During the proliferation phase, the wound fills with new tissue, the wound margins contract, and the wound is covered. Proliferation does not have a specific starting point but can begin within a few days after the injury and last several weeks. This phase includes four distinct processes: epithelialization, angiogenesis, collagen formation, and contraction. The regeneration of the epidermis and the formation of granulation tissue is epithelialization. During epithelialization, various cell types actively proliferate to replace the damaged or loss tissue. For example, a keratinocyte is a cell that participates in the contraction and migration of cells across a wound bed to facilitate healing. They migrate from the wound edges, where they multiply until they meet in the middle of the wound bed. New connective tissue with fragile, thin-walled capillaries is called granulation tissue. In a healthy wound, granulation tissue can appear pink or red with an uneven texture. Healthy granulation does not bleed easily. If the granulation tissue appears dark and is friable (bleeds easily), it can be a sign of infection.

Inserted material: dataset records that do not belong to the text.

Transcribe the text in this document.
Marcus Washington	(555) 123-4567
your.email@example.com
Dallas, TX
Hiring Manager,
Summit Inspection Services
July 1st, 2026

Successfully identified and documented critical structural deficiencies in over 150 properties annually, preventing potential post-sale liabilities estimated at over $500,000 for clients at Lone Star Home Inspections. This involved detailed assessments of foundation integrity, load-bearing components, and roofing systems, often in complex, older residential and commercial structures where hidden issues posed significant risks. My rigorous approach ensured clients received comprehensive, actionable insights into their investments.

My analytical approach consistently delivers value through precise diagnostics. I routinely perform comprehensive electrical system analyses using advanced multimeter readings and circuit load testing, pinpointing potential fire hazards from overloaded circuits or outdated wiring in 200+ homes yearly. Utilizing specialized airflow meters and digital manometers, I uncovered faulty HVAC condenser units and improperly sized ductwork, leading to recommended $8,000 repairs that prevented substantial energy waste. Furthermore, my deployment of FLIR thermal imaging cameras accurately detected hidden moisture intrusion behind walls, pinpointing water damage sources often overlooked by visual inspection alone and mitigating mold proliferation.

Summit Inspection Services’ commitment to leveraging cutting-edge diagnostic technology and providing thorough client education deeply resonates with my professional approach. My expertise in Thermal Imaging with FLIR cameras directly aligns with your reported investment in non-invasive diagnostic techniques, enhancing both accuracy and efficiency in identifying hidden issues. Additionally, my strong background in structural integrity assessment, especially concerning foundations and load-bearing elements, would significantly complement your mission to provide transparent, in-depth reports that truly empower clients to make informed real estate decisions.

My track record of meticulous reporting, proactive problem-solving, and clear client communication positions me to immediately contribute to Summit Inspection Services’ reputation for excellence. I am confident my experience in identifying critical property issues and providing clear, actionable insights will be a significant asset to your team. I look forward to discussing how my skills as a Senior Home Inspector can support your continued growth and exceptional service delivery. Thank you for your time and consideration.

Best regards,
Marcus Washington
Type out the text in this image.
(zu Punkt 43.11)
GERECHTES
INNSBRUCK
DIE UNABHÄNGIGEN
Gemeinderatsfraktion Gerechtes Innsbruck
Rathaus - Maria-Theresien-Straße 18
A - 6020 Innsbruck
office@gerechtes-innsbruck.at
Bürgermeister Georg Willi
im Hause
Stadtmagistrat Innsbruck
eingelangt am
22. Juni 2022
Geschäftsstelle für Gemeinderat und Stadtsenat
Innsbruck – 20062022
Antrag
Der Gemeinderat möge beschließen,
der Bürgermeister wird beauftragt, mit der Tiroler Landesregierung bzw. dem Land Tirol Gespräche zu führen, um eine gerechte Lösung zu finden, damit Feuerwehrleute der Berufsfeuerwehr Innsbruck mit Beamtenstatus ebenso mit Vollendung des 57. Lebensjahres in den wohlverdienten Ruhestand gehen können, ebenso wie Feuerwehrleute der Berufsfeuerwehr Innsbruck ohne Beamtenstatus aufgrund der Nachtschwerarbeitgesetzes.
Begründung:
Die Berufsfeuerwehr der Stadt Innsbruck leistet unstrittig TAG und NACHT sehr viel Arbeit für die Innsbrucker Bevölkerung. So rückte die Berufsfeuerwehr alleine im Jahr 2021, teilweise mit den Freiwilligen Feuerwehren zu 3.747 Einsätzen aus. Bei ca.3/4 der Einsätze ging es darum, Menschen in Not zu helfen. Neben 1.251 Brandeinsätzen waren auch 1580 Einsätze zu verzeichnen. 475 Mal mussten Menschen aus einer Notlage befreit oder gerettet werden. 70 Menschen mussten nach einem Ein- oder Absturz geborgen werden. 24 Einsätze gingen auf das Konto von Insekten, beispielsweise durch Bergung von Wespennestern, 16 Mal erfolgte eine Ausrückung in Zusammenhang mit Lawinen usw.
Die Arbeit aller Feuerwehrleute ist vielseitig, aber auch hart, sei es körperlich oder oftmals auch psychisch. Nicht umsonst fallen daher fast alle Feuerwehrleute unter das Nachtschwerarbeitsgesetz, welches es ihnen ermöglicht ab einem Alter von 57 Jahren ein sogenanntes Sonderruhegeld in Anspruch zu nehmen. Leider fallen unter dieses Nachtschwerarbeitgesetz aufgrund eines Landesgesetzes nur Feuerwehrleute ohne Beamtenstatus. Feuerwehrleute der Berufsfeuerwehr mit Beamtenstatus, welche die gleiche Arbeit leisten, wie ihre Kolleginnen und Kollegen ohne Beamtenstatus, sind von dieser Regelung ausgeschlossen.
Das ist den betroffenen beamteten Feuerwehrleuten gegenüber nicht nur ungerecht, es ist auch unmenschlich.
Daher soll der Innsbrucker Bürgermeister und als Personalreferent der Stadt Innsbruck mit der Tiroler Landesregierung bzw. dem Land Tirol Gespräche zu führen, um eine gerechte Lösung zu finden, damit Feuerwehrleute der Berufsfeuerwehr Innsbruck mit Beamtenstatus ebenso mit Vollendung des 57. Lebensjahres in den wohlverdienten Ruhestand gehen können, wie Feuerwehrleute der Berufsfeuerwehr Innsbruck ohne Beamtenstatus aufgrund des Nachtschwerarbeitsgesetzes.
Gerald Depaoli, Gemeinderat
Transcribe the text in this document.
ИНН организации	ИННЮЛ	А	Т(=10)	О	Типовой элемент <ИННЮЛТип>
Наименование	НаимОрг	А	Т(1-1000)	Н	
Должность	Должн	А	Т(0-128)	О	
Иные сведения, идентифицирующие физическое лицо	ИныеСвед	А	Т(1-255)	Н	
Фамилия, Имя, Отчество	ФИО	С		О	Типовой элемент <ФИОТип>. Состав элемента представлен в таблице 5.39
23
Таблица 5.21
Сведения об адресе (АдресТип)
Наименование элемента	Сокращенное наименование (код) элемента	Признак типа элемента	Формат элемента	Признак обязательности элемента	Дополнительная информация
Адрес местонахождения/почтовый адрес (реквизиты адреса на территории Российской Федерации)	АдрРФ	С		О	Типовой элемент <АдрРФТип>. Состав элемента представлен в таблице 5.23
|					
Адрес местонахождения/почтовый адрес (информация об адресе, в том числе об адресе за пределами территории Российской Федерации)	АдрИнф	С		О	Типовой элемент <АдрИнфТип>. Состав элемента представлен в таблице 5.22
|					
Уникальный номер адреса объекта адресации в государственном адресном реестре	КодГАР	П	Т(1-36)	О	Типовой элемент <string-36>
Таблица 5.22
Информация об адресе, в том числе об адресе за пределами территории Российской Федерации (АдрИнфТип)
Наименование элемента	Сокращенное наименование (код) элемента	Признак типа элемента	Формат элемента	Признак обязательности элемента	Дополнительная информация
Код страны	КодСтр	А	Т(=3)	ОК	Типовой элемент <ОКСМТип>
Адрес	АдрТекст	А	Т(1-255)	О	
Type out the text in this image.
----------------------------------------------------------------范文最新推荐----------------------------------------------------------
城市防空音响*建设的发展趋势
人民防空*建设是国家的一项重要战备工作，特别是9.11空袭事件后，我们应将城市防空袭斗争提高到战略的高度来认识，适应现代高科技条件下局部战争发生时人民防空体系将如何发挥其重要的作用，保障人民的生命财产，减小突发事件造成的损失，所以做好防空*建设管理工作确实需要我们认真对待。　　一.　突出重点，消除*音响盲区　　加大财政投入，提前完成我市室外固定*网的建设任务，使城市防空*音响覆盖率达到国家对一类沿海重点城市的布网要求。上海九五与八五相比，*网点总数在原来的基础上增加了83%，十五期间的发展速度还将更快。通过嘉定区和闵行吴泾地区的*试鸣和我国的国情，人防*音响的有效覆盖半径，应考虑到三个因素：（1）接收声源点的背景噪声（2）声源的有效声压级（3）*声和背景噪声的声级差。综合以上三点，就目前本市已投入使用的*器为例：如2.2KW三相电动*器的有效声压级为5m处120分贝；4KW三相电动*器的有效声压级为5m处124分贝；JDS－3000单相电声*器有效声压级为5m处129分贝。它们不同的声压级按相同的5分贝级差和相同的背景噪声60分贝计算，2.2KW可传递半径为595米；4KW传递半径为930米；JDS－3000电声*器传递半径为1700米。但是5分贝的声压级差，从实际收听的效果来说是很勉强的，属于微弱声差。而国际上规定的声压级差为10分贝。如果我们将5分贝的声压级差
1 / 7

Proliferation also involves angiogenesis, the creation of new blood vessels. Additionally, cells called fibroblasts help to produce new collagen and repair the avascular epithelial tissue, causing the wound to contract.

Maturation and Remodeling

The maturation phase, also known as the remodeling phase, is the longest phase of wound healing, beginning around week three and lasting up to twelve months. Maturation involves the reorganization and transformation of collagen into scar tissue. Cellular activity slows, and the number of blood vessels in the wound is reduced. Collagen fibers continue to reorganize while the tissue remodels and matures. As a result, the tissue increases its tensile strength; however, the maximum strength is limited to 80 percent of the preinjured strength. During the maturation phase, any scarring may reduce in size, flatten, increase in strength, or change color.